California provides specific protections for employees who choose to change their personal information that they provided to their employer upon hire, with special protections for immigrant employees. Since 2014, employers are not allowed to fire or take any adverse action against an employee for updating their personal information such as their Social Security number, unless it relates to the ability to perform on the job (e.g., skill set, qualifications, and job knowledge). This is to protect employees who present false identification for the employment eligibility form, the Form I-9, and later seek to amend their status/documentation. To read the law, click here. This law and the current environment are good reminders to have a company employment policy and/or practice that specifically addresses this type of situation.

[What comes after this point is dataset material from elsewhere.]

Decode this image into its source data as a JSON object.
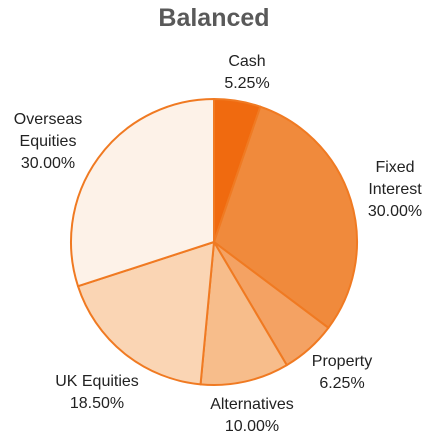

California Supreme Court upholds background screening laws

On August 20th, the California Supreme Court upheld the constitutionality of the state’s “Investigative Consumer Reporting Agencies Act” (ICRAA) in Eileen Connor v. First Student, Inc. Plaintiff Eileen Connor alleged that First Student’s background check disclosure form failed to satisfy requirements under the ICRAA and the company failed to obtain her consent to conduct the background screening. First moved for summary judgment claiming that the ICRAA is unconstitutionally vague because it overlaps with another law, the “Consumer Credit Reporting Agencies Act” (CCRAA); as a result, First Student claimed its notice was compliant because it satisfied the CCRA’s requirements. The trial court granted First’s motion for summary judgment. However, the appeals court reversed the trial court’s decision concluding that employers can comply with both acts. Upon review, the California Supreme Court upheld the lower court’s decision holding that First Student was required to comply with both laws.